Re: [PATCH] cache: Workaround HiSilicon Taishan DC CVAU
From: chenweilong <hidden>
Date: 2021-12-29 03:11:54
Also in:
lkml
On 2021/12/14 2:56, Will Deacon wrote:
On Fri, Nov 26, 2021 at 05:11:39PM +0800, Weilong Chen wrote:quoted
Taishan's L1/L2 cache is inclusive, and the data is consistent. Any change of L1 does not require DC operation to brush CL in L1 to L2. It's safe that don't clean data cache by address to point of unification. Without IDC featrue, kernel needs to flush icache as well as dcache, causes performance degradation.
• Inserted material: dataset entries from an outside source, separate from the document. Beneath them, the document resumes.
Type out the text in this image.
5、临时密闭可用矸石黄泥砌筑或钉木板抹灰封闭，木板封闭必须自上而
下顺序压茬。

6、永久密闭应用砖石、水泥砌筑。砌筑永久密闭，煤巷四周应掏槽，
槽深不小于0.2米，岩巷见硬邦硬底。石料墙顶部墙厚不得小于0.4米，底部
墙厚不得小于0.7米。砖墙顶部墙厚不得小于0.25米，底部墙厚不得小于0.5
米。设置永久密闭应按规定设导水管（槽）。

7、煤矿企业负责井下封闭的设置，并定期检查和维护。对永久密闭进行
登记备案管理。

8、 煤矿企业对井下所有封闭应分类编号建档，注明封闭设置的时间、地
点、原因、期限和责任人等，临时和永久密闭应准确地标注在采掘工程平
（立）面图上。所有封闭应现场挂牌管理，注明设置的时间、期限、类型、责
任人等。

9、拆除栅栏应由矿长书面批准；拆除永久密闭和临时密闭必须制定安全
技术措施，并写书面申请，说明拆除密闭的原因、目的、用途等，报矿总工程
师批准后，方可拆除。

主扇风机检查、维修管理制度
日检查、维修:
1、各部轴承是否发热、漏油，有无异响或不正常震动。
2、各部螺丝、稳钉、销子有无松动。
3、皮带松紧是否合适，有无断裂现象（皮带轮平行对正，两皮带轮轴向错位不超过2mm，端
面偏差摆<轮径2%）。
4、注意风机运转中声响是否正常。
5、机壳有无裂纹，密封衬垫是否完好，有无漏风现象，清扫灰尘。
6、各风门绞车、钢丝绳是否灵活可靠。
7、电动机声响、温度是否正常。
The flaw refers to V110/V200 variant 1. Signed-off-by: Weilong Chen <redacted> --- Documentation/arm64/silicon-errata.rst | 2 ++ arch/arm64/Kconfig | 11 +++++++++ arch/arm64/include/asm/cputype.h | 2 ++ arch/arm64/kernel/cpu_errata.c | 32 ++++++++++++++++++++++++++ arch/arm64/tools/cpucaps | 1 + 5 files changed, 48 insertions(+)Hmm. We don't usually apply optimisations for specific CPUs on arm64, simply because the diversity of CPUs out there means it quickly becomes a fragmented mess. Is this patch purely a performance improvement? If so, please can you provide some numbers in an attempt to justify it?
Yes,it's a performance improvement. I have a test program like this:
#include <stdio.h>
#include <string.h>
#include <stdlib.h>
#include <errno.h>
#include <unistd.h>
#include <sys/mman.h>
#include <sys/time.h>
int main()
{
void *tmp;
int len = 200 * 1024 * 1024;
struct timeval start, end;
int interval;
tmp = mmap(NULL, len, PROT_READ|PROT_WRITE, MAP_PRIVATE | MAP_ANONYMOUS, -1, 0);
if(tmp == MAP_FAILED) {
perror("mmap failed");
exit(errno);
}
memset(tmp, 0, len);
gettimeofday(&start, NULL);
if(mprotect(tmp, len, PROT_READ|PROT_EXEC)) {
perror("Couldn’t mprotect");
exit(errno);
}
gettimeofday(&end, NULL);
interval = 1000000*(end.tv_sec - start.tv_sec) + (end.tv_usec - start.tv_usec);
printf("interval = %fms\n", interval/1000.0);
}
Without this fix, the mprotect takes:
interval = 25.608000ms
And with this fix:
interval = 0.689000ms
Have better performance improvement.
If you think it is suitable, I will send a v2 patch as the original patch broken cpu hotplug checks.
Thanks, Will .